Check it out:Is your faith “dumbed down?”
Matthew Warner says that we have become “dumbed down to anything except technology.” I agree. While I am a huge fan of technology, I also recognize that an increase in technology has also led to a decrease in communication and, quite possibly, one of the leading reasons why we are “dumbing down” some subjects. Technology makes everything easier and more accessible and, in my opinion, has pulled us away from the wonders of intellectual discovery–especially in the arts and humanities. 140-character tweets and Facebook statuses have stunted our communication leading us to call letter-writing an “almost lost art.” Everything is instant from text messages to iPhones and iPods. Everything is easier and, in many ways, doesn’t require us to think past what we see. It’s all so quick and incredibly noisy and doesn’t leave room for us to think…to really think about the bigger questions.
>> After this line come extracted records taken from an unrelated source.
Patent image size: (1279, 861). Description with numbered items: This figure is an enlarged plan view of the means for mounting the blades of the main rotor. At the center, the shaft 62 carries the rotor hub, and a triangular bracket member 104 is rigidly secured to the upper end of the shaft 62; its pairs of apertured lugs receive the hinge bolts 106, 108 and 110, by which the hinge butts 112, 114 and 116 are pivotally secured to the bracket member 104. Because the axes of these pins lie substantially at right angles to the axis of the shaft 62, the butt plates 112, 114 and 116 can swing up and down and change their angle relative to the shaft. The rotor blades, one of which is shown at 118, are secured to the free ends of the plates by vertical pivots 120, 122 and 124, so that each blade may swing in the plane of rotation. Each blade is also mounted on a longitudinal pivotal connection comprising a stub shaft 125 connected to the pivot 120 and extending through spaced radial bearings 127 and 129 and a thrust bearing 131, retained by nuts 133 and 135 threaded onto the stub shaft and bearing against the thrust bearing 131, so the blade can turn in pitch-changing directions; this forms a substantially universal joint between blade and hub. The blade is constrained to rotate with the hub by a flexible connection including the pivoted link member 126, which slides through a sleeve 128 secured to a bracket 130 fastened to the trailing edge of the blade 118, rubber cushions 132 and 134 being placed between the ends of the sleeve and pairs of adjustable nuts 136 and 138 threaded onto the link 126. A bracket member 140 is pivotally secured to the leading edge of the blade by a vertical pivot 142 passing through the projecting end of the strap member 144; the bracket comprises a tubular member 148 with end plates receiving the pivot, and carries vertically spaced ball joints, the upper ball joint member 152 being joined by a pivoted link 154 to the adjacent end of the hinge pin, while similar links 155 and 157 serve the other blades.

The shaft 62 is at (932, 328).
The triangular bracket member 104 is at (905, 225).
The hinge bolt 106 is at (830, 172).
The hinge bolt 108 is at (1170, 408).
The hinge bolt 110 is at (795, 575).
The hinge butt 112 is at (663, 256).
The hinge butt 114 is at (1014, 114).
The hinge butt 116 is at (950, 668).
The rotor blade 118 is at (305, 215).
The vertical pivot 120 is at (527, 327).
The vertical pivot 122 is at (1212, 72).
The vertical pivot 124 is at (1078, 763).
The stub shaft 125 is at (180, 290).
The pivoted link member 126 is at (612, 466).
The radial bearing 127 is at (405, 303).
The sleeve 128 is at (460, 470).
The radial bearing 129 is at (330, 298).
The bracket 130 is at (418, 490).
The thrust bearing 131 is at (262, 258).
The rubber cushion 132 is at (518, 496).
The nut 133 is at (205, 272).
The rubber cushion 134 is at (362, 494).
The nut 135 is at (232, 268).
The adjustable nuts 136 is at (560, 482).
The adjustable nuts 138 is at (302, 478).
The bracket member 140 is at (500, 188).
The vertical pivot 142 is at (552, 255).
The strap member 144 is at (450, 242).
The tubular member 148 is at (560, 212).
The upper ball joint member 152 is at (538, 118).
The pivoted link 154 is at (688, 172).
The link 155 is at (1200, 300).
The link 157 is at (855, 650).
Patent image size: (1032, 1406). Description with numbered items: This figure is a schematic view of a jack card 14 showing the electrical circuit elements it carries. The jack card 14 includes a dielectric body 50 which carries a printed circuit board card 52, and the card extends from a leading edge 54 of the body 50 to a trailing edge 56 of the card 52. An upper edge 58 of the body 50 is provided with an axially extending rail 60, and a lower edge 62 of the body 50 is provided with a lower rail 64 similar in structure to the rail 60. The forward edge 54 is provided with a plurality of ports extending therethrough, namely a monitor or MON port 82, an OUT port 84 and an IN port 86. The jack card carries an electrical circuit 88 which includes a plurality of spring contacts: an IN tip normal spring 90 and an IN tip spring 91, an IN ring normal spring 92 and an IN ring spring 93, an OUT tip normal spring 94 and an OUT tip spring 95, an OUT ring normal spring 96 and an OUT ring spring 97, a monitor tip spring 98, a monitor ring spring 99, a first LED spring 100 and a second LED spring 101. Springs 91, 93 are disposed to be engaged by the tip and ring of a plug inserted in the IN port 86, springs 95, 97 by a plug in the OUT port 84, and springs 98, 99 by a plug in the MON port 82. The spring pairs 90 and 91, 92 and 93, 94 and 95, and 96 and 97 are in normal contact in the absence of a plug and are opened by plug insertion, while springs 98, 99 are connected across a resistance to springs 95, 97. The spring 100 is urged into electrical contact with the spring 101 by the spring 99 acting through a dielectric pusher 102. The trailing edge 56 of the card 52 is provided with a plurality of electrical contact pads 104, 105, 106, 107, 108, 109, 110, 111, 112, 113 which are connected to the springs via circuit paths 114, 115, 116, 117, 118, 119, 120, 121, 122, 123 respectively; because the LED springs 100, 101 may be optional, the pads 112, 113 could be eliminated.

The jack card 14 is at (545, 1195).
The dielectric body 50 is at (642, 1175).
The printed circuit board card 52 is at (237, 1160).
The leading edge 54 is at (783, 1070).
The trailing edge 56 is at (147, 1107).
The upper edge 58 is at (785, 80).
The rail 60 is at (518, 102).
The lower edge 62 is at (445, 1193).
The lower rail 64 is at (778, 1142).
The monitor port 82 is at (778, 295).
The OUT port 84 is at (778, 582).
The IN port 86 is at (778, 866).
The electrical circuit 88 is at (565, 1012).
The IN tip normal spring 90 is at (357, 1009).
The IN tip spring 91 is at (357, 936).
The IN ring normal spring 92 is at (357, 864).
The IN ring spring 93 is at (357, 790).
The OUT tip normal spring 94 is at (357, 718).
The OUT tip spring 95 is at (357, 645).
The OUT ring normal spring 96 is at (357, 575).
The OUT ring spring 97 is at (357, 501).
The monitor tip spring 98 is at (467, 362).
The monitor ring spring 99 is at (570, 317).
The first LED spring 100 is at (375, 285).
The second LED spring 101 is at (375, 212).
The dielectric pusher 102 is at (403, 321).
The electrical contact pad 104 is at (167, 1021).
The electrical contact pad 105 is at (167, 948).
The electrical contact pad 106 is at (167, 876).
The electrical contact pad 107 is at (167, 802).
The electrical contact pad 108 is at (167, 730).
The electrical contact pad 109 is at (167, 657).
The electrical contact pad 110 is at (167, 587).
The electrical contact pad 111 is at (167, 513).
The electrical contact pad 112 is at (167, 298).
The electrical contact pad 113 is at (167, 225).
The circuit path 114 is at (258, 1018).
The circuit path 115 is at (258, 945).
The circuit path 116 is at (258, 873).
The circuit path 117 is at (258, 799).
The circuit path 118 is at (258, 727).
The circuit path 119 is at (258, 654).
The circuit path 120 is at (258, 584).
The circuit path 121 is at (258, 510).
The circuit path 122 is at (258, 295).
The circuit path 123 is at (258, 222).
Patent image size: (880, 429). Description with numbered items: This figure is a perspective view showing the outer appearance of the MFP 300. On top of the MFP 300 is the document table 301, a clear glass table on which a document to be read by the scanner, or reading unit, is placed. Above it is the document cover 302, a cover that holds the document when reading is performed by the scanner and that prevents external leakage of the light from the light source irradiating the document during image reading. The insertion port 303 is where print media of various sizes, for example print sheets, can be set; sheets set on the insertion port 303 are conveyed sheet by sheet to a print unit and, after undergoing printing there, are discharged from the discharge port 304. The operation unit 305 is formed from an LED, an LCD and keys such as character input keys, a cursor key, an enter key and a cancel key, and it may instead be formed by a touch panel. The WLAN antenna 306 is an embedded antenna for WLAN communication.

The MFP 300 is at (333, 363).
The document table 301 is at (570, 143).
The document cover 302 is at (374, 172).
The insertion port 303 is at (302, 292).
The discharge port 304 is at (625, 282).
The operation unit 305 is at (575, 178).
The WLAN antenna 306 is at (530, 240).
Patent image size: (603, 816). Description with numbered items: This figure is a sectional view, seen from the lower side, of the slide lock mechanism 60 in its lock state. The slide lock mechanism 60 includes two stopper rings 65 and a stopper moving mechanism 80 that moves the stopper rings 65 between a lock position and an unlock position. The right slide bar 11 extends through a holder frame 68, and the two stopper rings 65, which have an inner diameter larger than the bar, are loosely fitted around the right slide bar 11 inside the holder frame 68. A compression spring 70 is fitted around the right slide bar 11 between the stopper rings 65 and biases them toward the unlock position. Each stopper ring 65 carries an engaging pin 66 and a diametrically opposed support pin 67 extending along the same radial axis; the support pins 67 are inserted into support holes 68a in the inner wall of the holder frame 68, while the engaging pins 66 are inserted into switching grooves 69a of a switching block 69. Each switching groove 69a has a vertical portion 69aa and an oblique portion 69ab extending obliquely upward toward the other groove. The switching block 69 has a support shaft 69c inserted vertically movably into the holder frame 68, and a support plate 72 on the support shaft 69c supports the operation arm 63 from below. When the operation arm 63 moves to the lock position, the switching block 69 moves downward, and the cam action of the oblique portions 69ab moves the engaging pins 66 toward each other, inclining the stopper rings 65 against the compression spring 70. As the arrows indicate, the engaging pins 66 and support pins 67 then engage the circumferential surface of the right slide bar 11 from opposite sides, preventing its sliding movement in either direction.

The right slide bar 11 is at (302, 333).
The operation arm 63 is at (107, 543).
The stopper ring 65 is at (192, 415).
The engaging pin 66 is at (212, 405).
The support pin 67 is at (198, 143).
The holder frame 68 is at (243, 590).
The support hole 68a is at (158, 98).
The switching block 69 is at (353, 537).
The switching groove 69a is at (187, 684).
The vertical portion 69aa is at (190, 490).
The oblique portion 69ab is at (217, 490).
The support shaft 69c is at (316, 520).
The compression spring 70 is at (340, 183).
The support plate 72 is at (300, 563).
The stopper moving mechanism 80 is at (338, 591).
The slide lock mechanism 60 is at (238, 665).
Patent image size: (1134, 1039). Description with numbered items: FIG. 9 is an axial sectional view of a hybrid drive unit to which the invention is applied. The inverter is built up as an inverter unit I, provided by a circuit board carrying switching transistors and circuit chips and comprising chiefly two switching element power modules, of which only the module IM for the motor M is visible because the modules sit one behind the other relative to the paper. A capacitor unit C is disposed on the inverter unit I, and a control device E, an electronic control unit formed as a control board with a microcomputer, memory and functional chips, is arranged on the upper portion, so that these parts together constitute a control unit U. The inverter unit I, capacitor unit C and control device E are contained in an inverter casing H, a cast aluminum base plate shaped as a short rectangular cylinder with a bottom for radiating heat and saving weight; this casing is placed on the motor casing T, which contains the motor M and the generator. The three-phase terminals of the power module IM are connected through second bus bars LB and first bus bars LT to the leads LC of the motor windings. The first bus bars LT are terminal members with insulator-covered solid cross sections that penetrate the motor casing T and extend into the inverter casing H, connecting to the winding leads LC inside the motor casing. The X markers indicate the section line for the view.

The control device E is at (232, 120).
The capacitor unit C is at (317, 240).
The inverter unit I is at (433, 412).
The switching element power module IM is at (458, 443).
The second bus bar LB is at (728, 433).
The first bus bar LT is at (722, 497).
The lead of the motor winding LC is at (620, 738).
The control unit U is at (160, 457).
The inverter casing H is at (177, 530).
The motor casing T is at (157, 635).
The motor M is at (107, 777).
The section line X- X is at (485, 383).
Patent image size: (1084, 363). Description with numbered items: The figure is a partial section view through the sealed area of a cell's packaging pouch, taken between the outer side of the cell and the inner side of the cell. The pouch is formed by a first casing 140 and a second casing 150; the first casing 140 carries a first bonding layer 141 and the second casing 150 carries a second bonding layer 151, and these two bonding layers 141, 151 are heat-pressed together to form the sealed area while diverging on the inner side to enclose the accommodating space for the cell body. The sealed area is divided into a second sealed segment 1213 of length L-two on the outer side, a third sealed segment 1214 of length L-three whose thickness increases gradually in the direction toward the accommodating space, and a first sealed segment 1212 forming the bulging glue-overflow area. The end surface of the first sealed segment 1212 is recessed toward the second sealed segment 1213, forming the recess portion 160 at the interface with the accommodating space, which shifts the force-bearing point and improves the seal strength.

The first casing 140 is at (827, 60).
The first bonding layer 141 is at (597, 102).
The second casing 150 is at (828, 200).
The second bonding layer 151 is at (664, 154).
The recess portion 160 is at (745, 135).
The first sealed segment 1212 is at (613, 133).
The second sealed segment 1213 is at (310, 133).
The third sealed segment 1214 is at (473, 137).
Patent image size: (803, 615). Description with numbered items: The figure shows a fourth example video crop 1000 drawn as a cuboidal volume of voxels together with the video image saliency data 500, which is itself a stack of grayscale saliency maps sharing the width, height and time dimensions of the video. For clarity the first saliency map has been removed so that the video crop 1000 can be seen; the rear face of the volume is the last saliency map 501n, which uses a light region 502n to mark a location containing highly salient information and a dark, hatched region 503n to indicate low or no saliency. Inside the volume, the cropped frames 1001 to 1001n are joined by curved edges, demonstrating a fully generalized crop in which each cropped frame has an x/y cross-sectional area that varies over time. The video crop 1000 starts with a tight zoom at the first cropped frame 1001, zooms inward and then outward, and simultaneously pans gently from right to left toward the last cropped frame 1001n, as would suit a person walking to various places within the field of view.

Fr. Barron mentions how he flipped through a Religion textbook and saw more pictures than text–a clear “dumbing down” of the material. In this world of increased multi-tasking and the breaking down of communication, it’s no wonder that textbook publishers have changed the material. But, I don’t think it’s right. We need to find more respect for the subject and for our own intellect. We are becoming dumb to our faith tradition and we shouldn’t be. As Fr. Barron points out:
We got a smart tradition, the Catholic tradition is a very smart tradition–intellectually profound, rich. We will not tell our own story effectively if we turn away from that richness. We must stop dumbing down our tradition if we are going to make this story compelling.
You can’t learn about the Catholic faith as quickly as you can maneuver an iPhone. It takes work to understand the Catholic tradition, it takes interest, it takes thought, it takes faith. This summer, it’ll be Chesterton, Lewis, and Dante for me.
A big thanks to Matthew Warner for sharing this with his readers.